A DISSERTATION Presented to the Faculty of The Graduate College at the University of Nebraska In Partial Fulfillment of Requirements For the Degree of Doctor of Philosophy, Major: Music, Under the Supervision of Professor Kevin G. Hanrahan. Lincoln, Nebraska: April, 2019.

Copyright (c) 2019 Julie Kaldor Grives


This research investigated whether exercise equipment serving as training aids for singers changes aerodynamic and acoustic measures and, if so, whether any of the changes persist or increase with regular training. Nineteen subjects, eleven women and eight men, in their first two years of voice study at the collegiate level and between nineteen and twenty-two years old, participated in the studies. Seven subjects tested an exercise band. Three subjects tested an exercise ball. Two subjects tested a balance ball. Each study asked subjects to participate in three testing sessions that included a baseline, a training aid and a post-training aid phase. The researcher followed the same protocol in each, gathering aerodynamic and acoustic data through the Glottal Enterprises Aeroview system and the Kay-Pentax Computerized Speech Lab (CSL 4500). The five subjects of the case study participated in a testing session before a month-long training period with the exercise band. They were tested again immediately after the training period and once more one month later during which time subjects did not use the exercise band. Case study subjects also recorded their perceptions of change during the month-long training period.

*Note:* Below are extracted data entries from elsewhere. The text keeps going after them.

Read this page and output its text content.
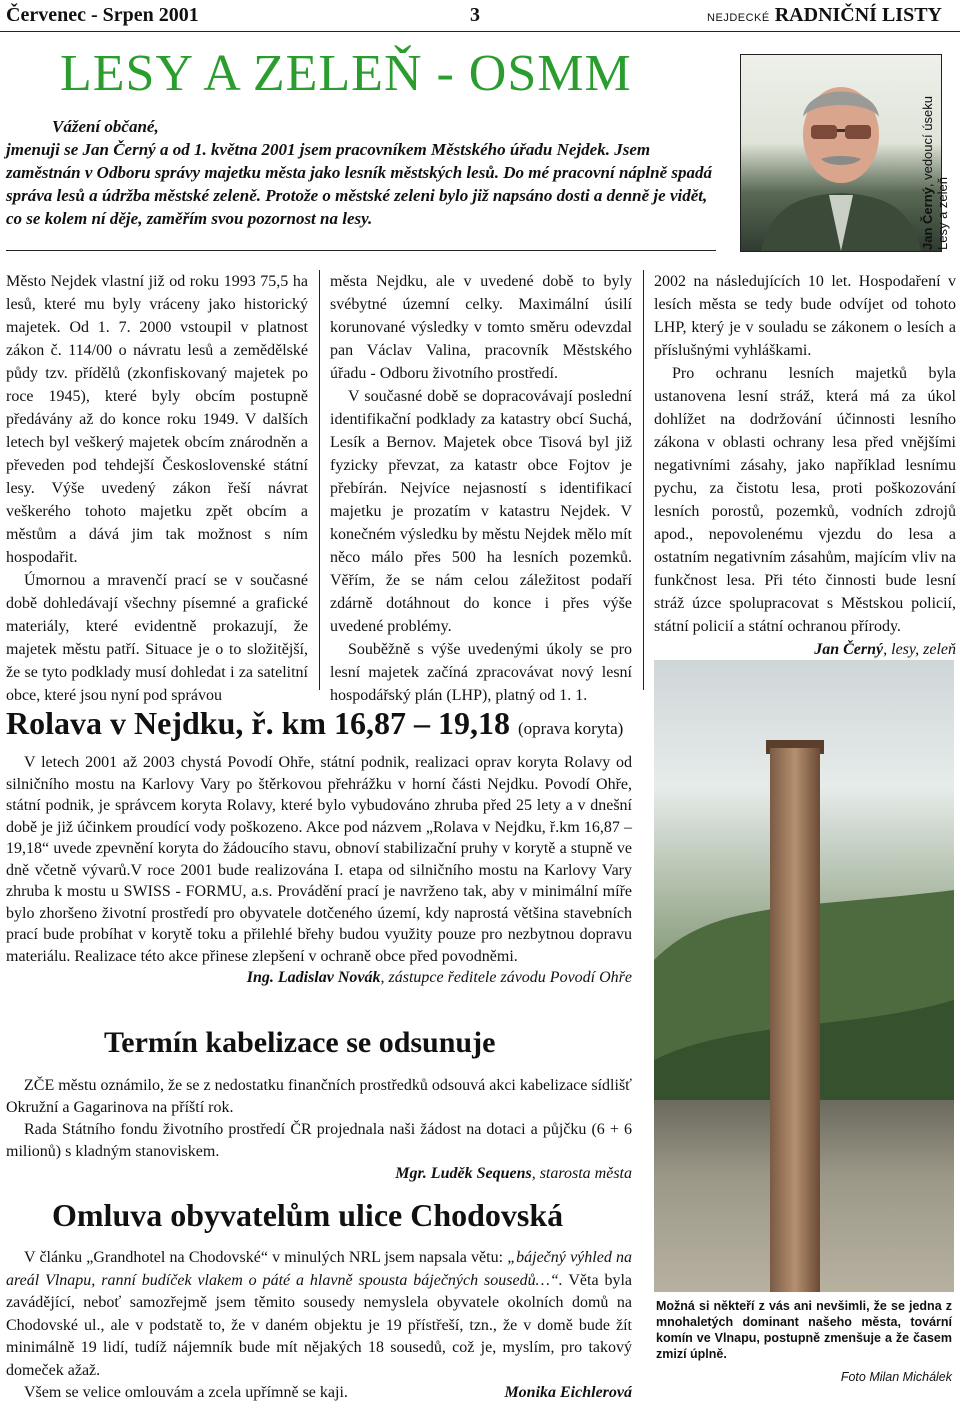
Červenec - Srpen 2001	3	NEJDECKÉ RADNIČNÍ LISTY
LESY A ZELEŇ - OSMM

Vážení občané,

jmenuji se Jan Černý a od 1. května 2001 jsem pracovníkem Městského úřadu Nejdek. Jsem zaměstnán v Odboru správy majetku města jako lesník městských lesů. Do mé pracovní náplně spadá správa lesů a údržba městské zeleně. Protože o městské zeleni bylo již napsáno dosti a denně je vidět, co se kolem ní děje, zaměřím svou pozornost na lesy.	Jan Černý, vedoucí úseku
Lesy a zeleň

Město Nejdek vlastní již od roku 1993 75,5 ha lesů, které mu byly vráceny jako historický majetek. Od 1. 7. 2000 vstoupil v platnost zákon č. 114/00 o návratu lesů a zemědělské půdy tzv. přídělů (zkonfiskovaný majetek po roce 1945), které byly obcím postupně předávány až do konce roku 1949. V dalších letech byl veškerý majetek obcím znárodněn a převeden pod tehdejší Československé státní lesy. Výše uvedený zákon řeší návrat veškerého tohoto majetku zpět obcím a městům a dává jim tak možnost s ním hospodařit.

Úmornou a mravenčí prací se v současné době dohledávají všechny písemné a grafické materiály, které evidentně prokazují, že majetek městu patří. Situace je o to složitější, že se tyto podklady musí dohledat i za satelitní obce, které jsou nyní pod správou

města Nejdku, ale v uvedené době to byly svébytné územní celky. Maximální úsilí korunované výsledky v tomto směru odevzdal pan Václav Valina, pracovník Městského úřadu - Odboru životního prostředí.

V současné době se dopracovávají poslední identifikační podklady za katastry obcí Suchá, Lesík a Bernov. Majetek obce Tisová byl již fyzicky převzat, za katastr obce Fojtov je přebírán. Nejvíce nejasností s identifikací majetku je prozatím v katastru Nejdek. V konečném výsledku by městu Nejdek mělo mít něco málo přes 500 ha lesních pozemků. Věřím, že se nám celou záležitost podaří zdárně dotáhnout do konce i přes výše uvedené problémy.

Souběžně s výše uvedenými úkoly se pro lesní majetek začíná zpracovávat nový lesní hospodářský plán (LHP), platný od 1. 1.

2002 na následujících 10 let. Hospodaření v lesích města se tedy bude odvíjet od tohoto LHP, který je v souladu se zákonem o lesích a příslušnými vyhláškami.

Pro ochranu lesních majetků byla ustanovena lesní stráž, která má za úkol dohlížet na dodržování účinnosti lesního zákona v oblasti ochrany lesa před vnějšími negativními zásahy, jako například lesnímu pychu, za čistotu lesa, proti poškozování lesních porostů, pozemků, vodních zdrojů apod., nepovolenému vjezdu do lesa a ostatním negativním zásahům, majícím vliv na funkčnost lesa. Při této činnosti bude lesní stráž úzce spolupracovat s Městskou policií, státní policií a státní ochranou přírody.

Jan Černý, lesy, zeleň
Rolava v Nejdku, ř. km 16,87 – 19,18 (oprava koryta)

V letech 2001 až 2003 chystá Povodí Ohře, státní podnik, realizaci oprav koryta Rolavy od silničního mostu na Karlovy Vary po štěrkovou přehrážku v horní části Nejdku. Povodí Ohře, státní podnik, je správcem koryta Rolavy, které bylo vybudováno zhruba před 25 lety a v dnešní době je již účinkem proudící vody poškozeno. Akce pod názvem „Rolava v Nejdku, ř.km 16,87 – 19,18“ uvede zpevnění koryta do žádoucího stavu, obnoví stabilizační pruhy v korytě a stupně ve dně včetně vývarů.V roce 2001 bude realizována I. etapa od silničního mostu na Karlovy Vary zhruba k mostu u SWISS - FORMU, a.s. Provádění prací je navrženo tak, aby v minimální míře bylo zhoršeno životní prostředí pro obyvatele dotčeného území, kdy naprostá většina stavebních prací bude probíhat v korytě toku a přilehlé břehy budou využity pouze pro nezbytnou dopravu materiálu. Realizace této akce přinese zlepšení v ochraně obce před povodněmi.

Ing. Ladislav Novák, zástupce ředitele závodu Povodí Ohře
Termín kabelizace se odsunuje

ZČE městu oznámilo, že se z nedostatku finančních prostředků odsouvá akci kabelizace sídlišť Okružní a Gagarinova na příští rok.

Rada Státního fondu životního prostředí ČR projednala naši žádost na dotaci a půjčku (6 + 6 milionů) s kladným stanoviskem.

Mgr. Luděk Sequens, starosta města
Omluva obyvatelům ulice Chodovská

V článku „Grandhotel na Chodovské“ v minulých NRL jsem napsala větu: „báječný výhled na areál Vlnapu, ranní budíček vlakem o páté a hlavně spousta báječných sousedů…“. Věta byla zavádějící, neboť samozřejmě jsem těmito sousedy nemyslela obyvatele okolních domů na Chodovské ul., ale v podstatě to, že v daném objektu je 19 přístřeší, tzn., že v domě bude žít minimálně 19 lidí, tudíž nájemník bude mít nějakých 18 sousedů, což je, myslím, pro takový domeček ažaž.

Všem se velice omlouvám a zcela upřímně se kaji.	Monika Eichlerová

Možná si někteří z vás ani nevšimli, že se jedna z mnohaletých dominant našeho města, tovární komín ve Vlnapu, postupně zmenšuje a že časem zmizí úplně.
Foto Milan Michálek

Paired samples t-tests revealed significant changes in aerodynamic and acoustic measures when comparing averaged baseline, training and post-training phases for all three preliminary studies. The exercise band showed the most significant changes from the baseline with moderate and large effect sizes to both aerodynamic and acoustic measures. Both the exercise ball and balance ball showed significant changes in fewer measures, but with moderate and large effect sizes, as well. In the case study, paired samples t-tests compared all subjects averaged aerodynamic and acoustic measures. The analysis revealed that while no significant differences occurred in aerodynamic measures, in acoustic measures significant differences from the baseline phases occurred with large effect sizes. In the case study, subjects, who regularly practiced with the exercise band, showed persisting, consistent change. Future study will better define why and how training aids affect singers’ aerodynamic and acoustic measures. The three training aids and the specific methods tested show potential to be an effective training tool for singers.